For Bonus Exam Points: Who Are You?
Campus Life
When it comes to exams, some professors are leading with surprisingly supportive and helpful questions.
Published May 11, 2023
A final exam for Professor Kate Queeney’s chemistry class began this way: “What is your favorite equation or graph in CHM 332 so far? Why?”
This was followed by a meme featuring a circle of melting marshmallow chicks. “Peeps undergoing a phase transition,” it said.
As finals week draws to a close for the spring semester, some students are taking exams with a surprisingly conversational start.
Professors refer to this tactic by many names, from the pre-test, bonus or warm-up questions to positive affirmation or values affirmation questions.
Professor of Chemistry Kevin Shea has begun his exams with questions like, “Describe a time where you succeeded in something after initially struggling. How did your ultimate success make you feel?”
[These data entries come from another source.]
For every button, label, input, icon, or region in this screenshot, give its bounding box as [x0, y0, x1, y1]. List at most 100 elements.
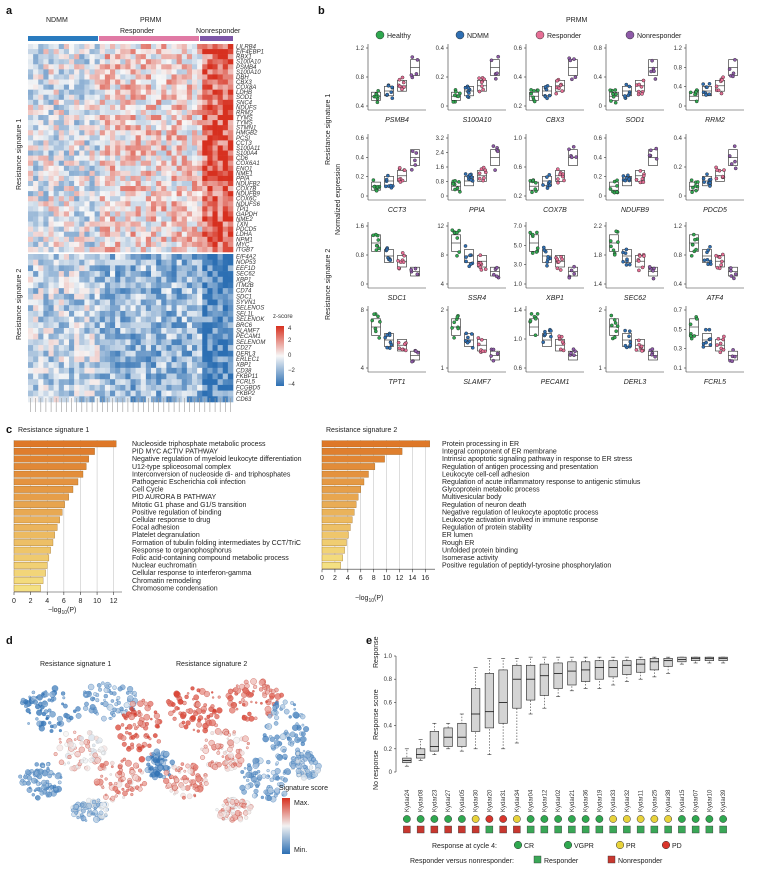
heatmap-cell: [99, 246, 106, 253]
gene-label-sig1: CCT3: [236, 141, 252, 147]
heatmap-cell: [135, 150, 142, 156]
gene-name: RRM2: [705, 117, 725, 124]
heatmap-cell: [74, 259, 80, 266]
heatmap-cell: [58, 175, 65, 182]
heatmap-cell: [207, 59, 213, 65]
gene-label-sig2: FKBP11: [236, 374, 258, 380]
heatmap-cell: [84, 115, 90, 121]
data-point: [476, 342, 481, 347]
heatmap-cell: [192, 89, 198, 96]
heatmap-cell: [135, 236, 142, 243]
heatmap-cell: [74, 79, 80, 85]
heatmap-cell: [161, 175, 167, 182]
heatmap-cell: [192, 379, 198, 386]
data-point: [477, 76, 481, 80]
heatmap-cell: [161, 231, 167, 238]
data-point: [628, 340, 633, 344]
heatmap-cell: [99, 165, 106, 172]
heatmap-cell: [166, 322, 172, 329]
heatmap-cell: [115, 175, 121, 182]
cell-point: [148, 737, 152, 741]
cell-point: [87, 683, 95, 691]
heatmap-cell: [166, 350, 172, 357]
heatmap-cell: [217, 316, 224, 323]
gene-label-sig1: NPM1: [236, 237, 253, 243]
data-point: [707, 327, 712, 332]
heatmap-cell: [79, 155, 85, 161]
heatmap-cell: [43, 160, 49, 167]
heatmap-cell: [197, 180, 203, 187]
cell-point: [274, 693, 282, 700]
heatmap-cell: [197, 299, 203, 306]
heatmap-cell: [227, 265, 234, 272]
heatmap-cell: [99, 44, 106, 50]
heatmap-cell: [135, 265, 142, 272]
heatmap-cell: [84, 94, 90, 101]
heatmap-cell: [171, 140, 177, 146]
heatmap-cell: [192, 64, 198, 70]
heatmap-cell: [33, 322, 39, 329]
heatmap-cell: [74, 54, 80, 60]
x-tick-label: 6: [359, 575, 363, 582]
heatmap-cell: [135, 84, 142, 90]
heatmap-cell: [125, 231, 131, 238]
cell-point: [96, 737, 103, 744]
data-point: [720, 174, 725, 179]
cell-point: [273, 793, 278, 798]
heatmap-cell: [79, 94, 85, 101]
cell-point: [267, 713, 273, 719]
heatmap-cell: [84, 130, 90, 136]
heatmap-cell: [151, 221, 157, 227]
heatmap-cell: [156, 367, 162, 374]
heatmap-cell: [181, 120, 188, 126]
heatmap-cell: [140, 99, 147, 106]
cell-point: [252, 757, 259, 764]
heatmap-cell: [135, 226, 142, 232]
heatmap-cell: [48, 165, 54, 172]
data-point: [554, 91, 559, 96]
heatmap-cell: [145, 211, 152, 217]
heatmap-cell: [43, 271, 49, 278]
heatmap-cell: [222, 140, 229, 146]
heatmap-cell: [110, 155, 116, 161]
cell-point: [139, 783, 143, 787]
gene-label-sig1: LDHA: [236, 232, 252, 238]
data-point: [396, 340, 401, 345]
heatmap-cell: [43, 186, 49, 192]
cell-point: [104, 812, 108, 817]
heatmap-cell: [135, 221, 142, 227]
heatmap-cell: [79, 69, 85, 75]
heatmap-cell: [84, 356, 90, 363]
heatmap-cell: [166, 211, 172, 217]
heatmap-cell: [84, 59, 90, 65]
heatmap-cell: [99, 54, 106, 60]
cell-point: [246, 804, 254, 811]
heatmap-cell: [207, 130, 213, 136]
data-point: [718, 350, 723, 355]
heatmap-cell: [43, 211, 49, 217]
heatmap-cell: [176, 390, 183, 397]
heatmap-cell: [186, 44, 193, 50]
heatmap-cell: [197, 160, 203, 167]
heatmap-cell: [140, 333, 147, 340]
heatmap-cell: [156, 276, 162, 283]
heatmap-cell: [227, 175, 234, 182]
data-point: [463, 244, 468, 248]
heatmap-cell: [156, 64, 162, 70]
heatmap-cell: [181, 175, 188, 182]
x-tick-label: 4: [45, 598, 49, 605]
heatmap-cell: [84, 373, 90, 380]
heatmap-cell: [115, 180, 121, 187]
heatmap-cell: [212, 206, 218, 212]
heatmap-cell: [156, 305, 162, 312]
heatmap-cell: [28, 59, 34, 65]
heatmap-cell: [166, 170, 172, 177]
heatmap-cell: [94, 345, 101, 352]
heatmap-cell: [104, 49, 111, 55]
heatmap-cell: [115, 299, 121, 306]
nonresponder-bar: [200, 36, 233, 41]
heatmap-cell: [63, 339, 70, 346]
heatmap-cell: [43, 79, 49, 85]
x-tick-label: 8: [79, 598, 83, 605]
gene-label-sig1: NME2: [236, 217, 253, 223]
Professor of Physics Gary Felder begins all his exams with a five-point option. He’s asked students to name someone they admire (the most common answer is “my mother”) or talk about summer plans. A recent midterm began this way: “Studies have shown that people do better on a test if they spend a minute or two at the beginning thinking about what matters to them in life. To that end, please tell me one thing in life that you love doing.”
Adline Dely ’26 has noticed a similar approach in many different classes and ranging from exam questions to homework and classwork. In biology, a professor put pictures of kittens in slide decks and talked about adopting a cat. On chemistry homework, Dely would respond to a question about the person who inspired her and get an encouraging note from the professor in return.
The use of such tactics is by no means universal. An unofficial (and unscientific) Smith Instagram poll was almost evenly split between those who had heard of such a bonus or positive affirmation exam question (49 percent) and those who had not (51 percent).
A recent Queeney exam meme.
Among its devotees, though, the positive affirmation question is a tool with both very specific origins and particular uses. Felder began incorporating affirmation questions in 2018 after reading renowned social psychologist Claude Steele’s book Whistling Vivaldi, which included research on how reminding students of negative stereotypes (such as the notion that women don’t do well in math) can cause dips in performance.
“Conversely, questions that prompt people to think about their individual values and goals have the opposite effect, significantly reducing performance gaps,” says Felder. “So I decided to try it.”
Shea notes that the chemistry department, which he heads, has been using such exam questions for the past five years. He traces the origin back to the teaching arts luncheons at the Sherred Center for Teaching and Learning where values affirmation questions were introduced as a way to help combat exam anxiety while also being more inclusive.
Although she never used them herself, Caroline Melly, director of the Sherrerd Center and associate professor of anthropology, said the use of these questions might tie in to an ongoing shift in higher education toward “pedagogy that’s really human.” “I think you can situate this one small tactic in a range of wider tactics that try to recognize the humanity of the students while also humanizing ourselves as professors,” she says.
In humanities classes, sharing more personalized stories is often par for the course. Melly noted that lab settings are trickier for such conversations—how do you humanize an ion?—which is why exams may be more natural places for them to appear.
While a trend toward humanizing the classroom started before the pandemic, being able to see into people’s homes and lives via Zoom only accelerated it, Melly says. Rather than undercutting the seriousness of the academic work, Melly notes that sharing life stories can help create an environment where students feel safe and respected, even as they’re being challenged.
“There’s a lot of hard work going on in there,” she says. “But it allows the community formation and the trust building that real deep learning is built upon.”
In her own classes, Melly has been much more open about the “messiness of life.” When a pregnant raccoon broke into—and ultimately destroyed—her rental car, she shared the story with her class.
“I talk about moments of failure in the classroom or out of the classroom,” she says. “I am very clear with them about certain life things that have not gone as planned and what it’s taken to be resilient and to reconfigure things.”
For Queeney, and other professors, starting off an exam with a positive affirmation question can be a mutually beneficial approach.
“Whether or not this has a measurable effect on students’ performance, when I grade these, I love reading what my students are good at,” says Queeney. “It’s impossible to resist writing a smiley face or an exclamation point.”
First year Dely is more ambivalent about what’s behind such efforts. “Maybe one of the reasons is getting to know you more. But I think it’s more for the students than for the professors,” she notes.
That said, while she’s not sure if any of this actually alleviates her homework or exam stress, she has started to count on the exam questions, particularly during finals.
“I think because I’m so used to it, having an exam that doesn’t have a positive question, I’m like, ‘where is my positive question? Where is my meme?’” Dely says with a laugh.